ADVANTAGES OF THE PRESENT INVENTION
[0078] The present disclosure provides a microemulsion formulation which increases the bioavailability of Lafutidine.
[0079] The formulation of the present disclosure provides over 3-folds increase in percentage cumulative drug release compared to pure drug Lafutidine.
[0080] The formulation of the present disclosure avoids first-pass effect thereby, augmenting the oral bioavailability of Lafutidine.

We Claims:

1. A microemulsion formulation for management of gastric ulcer comprising Lafutidine or pharmaceutically acceptable salts thereof, an oil phase consisting of virgin coconut oil, a surfactant consisting of a polysorbate, and a co-surfactant consisting of propylene glycol.
2. The formulation as claimed in claim 1, wherein the formulation further comprises an aqueous phase consisting of water.
3. The formulation as claimed in claim 1, wherein Lafutidine or pharmaceutically acceptable salts thereof is present in the formulation in a weight percentage range of 1% w/w to 2% w/w of the formulation.
4. The formulation as claimed in claim 1, wherein the oil phase is present in the formulation in a weight percentage range of 6% w/w to 18% w/w of the formulation.
5. The formulation as claimed in claim 1, wherein the surfactant is present in the formulation in a weight percentage range of 16% w/w to 32% w/w of the formulation.
6. The formulation as claimed in claim 1, wherein the co-surfactant is present in the formulation in a weight percentage range of 8% w/w to 16% w/w of the formulation.
7. The formulation as claimed in claims 1-2, wherein the aqueous phase is present in the formulation in a weight percentage range of 42% w/w to 83% w/w of the formulation.
8. The formulation as claimed in claims 1, wherein the surfactant is present in a weight ratio of 2:1 with respect to the co-surfactant.
9. The formulation as claimed in claim 1, wherein the polysorbate is selected from polyoxyethylene sorbitan monooleate, polyoxyethylene sorbitan monostearate, polyoxyethylene sorbitan monolaurate or combinations thereof.

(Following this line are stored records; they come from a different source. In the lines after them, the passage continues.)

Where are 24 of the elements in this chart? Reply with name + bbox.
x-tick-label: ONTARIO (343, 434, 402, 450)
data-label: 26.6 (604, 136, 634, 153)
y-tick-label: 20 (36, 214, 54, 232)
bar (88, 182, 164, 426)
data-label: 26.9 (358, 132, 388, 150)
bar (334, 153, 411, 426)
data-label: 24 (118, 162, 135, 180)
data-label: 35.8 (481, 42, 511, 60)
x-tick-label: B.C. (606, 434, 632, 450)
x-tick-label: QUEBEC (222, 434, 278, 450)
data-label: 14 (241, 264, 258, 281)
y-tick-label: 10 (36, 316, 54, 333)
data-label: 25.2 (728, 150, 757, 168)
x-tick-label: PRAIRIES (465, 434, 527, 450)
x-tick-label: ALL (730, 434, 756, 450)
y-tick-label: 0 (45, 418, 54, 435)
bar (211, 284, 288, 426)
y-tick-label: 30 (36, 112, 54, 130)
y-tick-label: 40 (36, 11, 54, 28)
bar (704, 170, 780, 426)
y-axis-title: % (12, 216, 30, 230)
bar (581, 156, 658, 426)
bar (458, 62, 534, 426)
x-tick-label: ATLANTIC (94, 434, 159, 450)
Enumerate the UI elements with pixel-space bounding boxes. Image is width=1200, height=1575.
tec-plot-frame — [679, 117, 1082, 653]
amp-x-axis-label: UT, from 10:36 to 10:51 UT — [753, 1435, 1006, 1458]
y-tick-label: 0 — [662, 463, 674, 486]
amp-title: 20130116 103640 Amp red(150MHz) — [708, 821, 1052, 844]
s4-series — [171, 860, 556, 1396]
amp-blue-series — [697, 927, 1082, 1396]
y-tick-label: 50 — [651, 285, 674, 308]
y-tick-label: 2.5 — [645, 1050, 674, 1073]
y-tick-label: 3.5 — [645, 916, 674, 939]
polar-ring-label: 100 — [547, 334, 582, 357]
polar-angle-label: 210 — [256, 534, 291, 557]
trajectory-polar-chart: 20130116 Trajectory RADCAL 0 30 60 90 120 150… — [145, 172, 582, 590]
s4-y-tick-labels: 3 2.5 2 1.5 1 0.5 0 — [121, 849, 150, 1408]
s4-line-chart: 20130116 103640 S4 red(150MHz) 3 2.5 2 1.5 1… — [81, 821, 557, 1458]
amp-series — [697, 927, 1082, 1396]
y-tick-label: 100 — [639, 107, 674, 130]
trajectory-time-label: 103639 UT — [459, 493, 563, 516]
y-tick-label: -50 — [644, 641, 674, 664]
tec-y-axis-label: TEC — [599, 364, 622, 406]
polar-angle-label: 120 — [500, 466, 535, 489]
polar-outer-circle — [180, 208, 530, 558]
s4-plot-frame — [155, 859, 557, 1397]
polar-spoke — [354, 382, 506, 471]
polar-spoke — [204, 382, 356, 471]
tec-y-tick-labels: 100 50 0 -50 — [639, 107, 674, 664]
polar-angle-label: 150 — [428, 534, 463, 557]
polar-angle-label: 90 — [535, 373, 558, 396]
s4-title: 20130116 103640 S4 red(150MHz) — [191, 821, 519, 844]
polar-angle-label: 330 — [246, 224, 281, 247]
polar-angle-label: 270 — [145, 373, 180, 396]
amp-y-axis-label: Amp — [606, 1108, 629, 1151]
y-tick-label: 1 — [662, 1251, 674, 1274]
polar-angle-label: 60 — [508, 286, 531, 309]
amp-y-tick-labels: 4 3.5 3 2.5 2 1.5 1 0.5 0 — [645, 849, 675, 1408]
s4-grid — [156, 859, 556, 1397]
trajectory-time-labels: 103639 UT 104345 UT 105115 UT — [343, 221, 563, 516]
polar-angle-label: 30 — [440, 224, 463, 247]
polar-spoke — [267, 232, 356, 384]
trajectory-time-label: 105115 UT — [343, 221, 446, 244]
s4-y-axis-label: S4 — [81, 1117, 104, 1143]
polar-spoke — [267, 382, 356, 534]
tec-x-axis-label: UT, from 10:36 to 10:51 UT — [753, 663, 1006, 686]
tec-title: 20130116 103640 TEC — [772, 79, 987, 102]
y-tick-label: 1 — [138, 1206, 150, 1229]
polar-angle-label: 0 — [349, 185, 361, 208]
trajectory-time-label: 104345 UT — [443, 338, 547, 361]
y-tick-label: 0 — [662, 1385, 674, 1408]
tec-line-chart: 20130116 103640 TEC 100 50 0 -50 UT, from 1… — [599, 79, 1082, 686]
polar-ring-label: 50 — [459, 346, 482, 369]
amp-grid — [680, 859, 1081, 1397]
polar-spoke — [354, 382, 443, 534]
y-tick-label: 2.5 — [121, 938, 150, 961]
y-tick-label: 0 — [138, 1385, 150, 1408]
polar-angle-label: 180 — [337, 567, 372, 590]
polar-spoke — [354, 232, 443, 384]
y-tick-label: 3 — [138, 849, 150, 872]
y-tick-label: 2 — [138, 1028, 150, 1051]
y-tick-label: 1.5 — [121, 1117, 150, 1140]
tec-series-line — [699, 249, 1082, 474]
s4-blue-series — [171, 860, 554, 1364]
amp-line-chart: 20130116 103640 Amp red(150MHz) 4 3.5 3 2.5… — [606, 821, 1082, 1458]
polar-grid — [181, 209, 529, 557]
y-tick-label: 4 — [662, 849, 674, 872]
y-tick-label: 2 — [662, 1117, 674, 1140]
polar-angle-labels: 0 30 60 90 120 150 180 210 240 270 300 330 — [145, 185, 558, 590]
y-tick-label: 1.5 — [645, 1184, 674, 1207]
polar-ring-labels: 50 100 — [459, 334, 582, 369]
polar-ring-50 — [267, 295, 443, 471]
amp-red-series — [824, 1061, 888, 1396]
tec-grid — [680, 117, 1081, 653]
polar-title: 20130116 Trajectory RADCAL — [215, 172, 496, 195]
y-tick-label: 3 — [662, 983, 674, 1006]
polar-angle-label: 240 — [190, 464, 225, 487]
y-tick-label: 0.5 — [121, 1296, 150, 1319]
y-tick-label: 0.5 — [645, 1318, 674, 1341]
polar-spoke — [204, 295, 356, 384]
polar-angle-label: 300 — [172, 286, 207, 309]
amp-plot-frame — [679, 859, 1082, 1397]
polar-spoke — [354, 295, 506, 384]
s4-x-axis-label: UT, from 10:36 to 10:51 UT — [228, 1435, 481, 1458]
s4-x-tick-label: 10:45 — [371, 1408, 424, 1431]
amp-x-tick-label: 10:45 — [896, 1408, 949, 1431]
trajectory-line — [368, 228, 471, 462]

10. A process of preparing the microemulsion formulation as claimed in claims 1-9, wherein the process comprises the steps of: (a) mixing the surfactant and the co-surfactant together to give a surfactant mixture; (b) adding and vortexing the oil phase in the surfactant mixture; (c) mixing Lafutidine to the mixture of step (b); and (d) adding gradually the aqueous phase with stirring to give the microemulsion formulation.